Reasoning and Tool-use Compete in Agentic RL:From Quantifying Interference to Disentangled Tuning
Abstract
Research reveals interference between reasoning and tool-use behaviors in agentic reinforcement learning, leading to the development of a disentangled tuning framework that improves performance through separated parameter updates.
Agentic Reinforcement Learning (ARL) focuses on training large language models (LLMs) to interleave reasoning with external tool execution to solve complex tasks. Most existing ARL methods train a single shared model parameters to support both reasoning and tool use behaviors, implicitly assuming that joint training leads to improved overall agent performance.

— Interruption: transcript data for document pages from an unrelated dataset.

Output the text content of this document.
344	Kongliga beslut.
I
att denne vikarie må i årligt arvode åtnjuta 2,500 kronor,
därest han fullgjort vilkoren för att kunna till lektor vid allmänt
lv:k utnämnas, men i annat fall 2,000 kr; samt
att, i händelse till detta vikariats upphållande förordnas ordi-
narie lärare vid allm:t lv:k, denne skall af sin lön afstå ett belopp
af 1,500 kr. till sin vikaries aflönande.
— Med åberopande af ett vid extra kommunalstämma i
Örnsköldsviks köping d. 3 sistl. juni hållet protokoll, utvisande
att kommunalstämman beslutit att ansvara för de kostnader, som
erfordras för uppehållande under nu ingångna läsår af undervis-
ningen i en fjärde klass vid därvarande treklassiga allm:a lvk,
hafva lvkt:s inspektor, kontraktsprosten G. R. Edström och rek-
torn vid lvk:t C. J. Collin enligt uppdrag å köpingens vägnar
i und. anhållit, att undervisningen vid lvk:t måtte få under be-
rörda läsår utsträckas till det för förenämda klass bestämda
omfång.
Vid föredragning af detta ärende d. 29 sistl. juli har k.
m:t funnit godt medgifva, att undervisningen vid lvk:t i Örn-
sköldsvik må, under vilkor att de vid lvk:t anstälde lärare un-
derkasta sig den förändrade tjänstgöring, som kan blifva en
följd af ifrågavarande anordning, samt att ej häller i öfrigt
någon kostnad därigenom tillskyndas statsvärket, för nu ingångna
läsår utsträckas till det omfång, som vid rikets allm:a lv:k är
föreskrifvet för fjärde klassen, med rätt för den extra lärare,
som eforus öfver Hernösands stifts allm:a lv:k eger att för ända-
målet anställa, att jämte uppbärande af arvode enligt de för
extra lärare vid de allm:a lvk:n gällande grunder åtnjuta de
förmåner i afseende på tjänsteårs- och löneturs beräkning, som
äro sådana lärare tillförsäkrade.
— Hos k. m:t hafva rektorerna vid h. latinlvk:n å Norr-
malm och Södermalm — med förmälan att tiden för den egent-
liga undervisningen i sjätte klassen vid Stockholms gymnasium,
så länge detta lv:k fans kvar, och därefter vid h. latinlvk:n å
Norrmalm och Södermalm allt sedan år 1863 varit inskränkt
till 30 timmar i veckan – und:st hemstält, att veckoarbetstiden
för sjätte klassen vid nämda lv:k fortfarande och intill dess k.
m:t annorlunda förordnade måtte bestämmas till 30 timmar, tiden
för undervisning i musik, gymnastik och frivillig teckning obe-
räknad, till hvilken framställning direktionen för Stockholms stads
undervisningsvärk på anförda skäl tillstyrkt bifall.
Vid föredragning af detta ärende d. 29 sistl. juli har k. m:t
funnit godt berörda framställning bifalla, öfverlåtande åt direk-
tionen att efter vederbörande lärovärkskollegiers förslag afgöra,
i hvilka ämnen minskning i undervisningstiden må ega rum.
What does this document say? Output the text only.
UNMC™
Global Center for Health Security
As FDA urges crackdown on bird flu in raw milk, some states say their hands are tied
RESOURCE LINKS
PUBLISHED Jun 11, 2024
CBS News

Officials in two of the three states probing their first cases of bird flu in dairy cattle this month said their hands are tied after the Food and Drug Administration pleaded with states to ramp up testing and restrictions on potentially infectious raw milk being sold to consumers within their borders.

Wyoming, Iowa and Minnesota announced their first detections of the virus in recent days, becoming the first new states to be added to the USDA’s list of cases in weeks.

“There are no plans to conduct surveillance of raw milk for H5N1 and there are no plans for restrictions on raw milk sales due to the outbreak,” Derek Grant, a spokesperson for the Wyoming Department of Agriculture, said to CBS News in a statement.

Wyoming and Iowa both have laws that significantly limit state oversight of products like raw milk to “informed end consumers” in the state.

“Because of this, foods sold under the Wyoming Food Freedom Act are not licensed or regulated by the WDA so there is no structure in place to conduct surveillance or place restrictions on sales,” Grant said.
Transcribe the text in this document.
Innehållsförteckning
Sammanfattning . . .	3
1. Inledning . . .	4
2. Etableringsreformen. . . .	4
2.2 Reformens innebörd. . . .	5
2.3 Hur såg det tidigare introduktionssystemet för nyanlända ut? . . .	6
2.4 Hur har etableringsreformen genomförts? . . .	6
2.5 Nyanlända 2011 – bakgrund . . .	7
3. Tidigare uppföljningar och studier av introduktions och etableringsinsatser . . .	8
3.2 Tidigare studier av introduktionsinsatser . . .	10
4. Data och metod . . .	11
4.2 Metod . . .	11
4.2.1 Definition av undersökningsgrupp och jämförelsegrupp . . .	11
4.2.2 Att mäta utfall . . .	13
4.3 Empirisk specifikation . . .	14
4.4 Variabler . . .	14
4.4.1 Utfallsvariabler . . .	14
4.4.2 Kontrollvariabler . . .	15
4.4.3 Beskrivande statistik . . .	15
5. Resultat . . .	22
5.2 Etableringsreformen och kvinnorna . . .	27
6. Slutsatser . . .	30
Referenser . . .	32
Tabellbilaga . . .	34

Despite its widespread adoption, this assumption has rarely been examined empirically. In this paper, we systematically investigate this assumption by introducing a Linear Effect Attribution System(LEAS), which provides quantitative evidence of interference between reasoning and tool-use behaviors. Through an in-depth analysis, we show that these two capabilities often induce misaligned gradient directions, leading to training interference that undermines the effectiveness of joint optimization and challenges the prevailing ARL paradigm. To address this issue, we propose Disentangled Action Reasoning Tuning(DART), a simple and efficient framework that explicitly decouples parameter updates for reasoning and tool-use via separate low-rank adaptation modules. Experimental results show that DART consistently outperforms baseline methods with averaged 6.35 percent improvements and achieves performance comparable to multi-agent systems that explicitly separate tool-use and reasoning using a single model.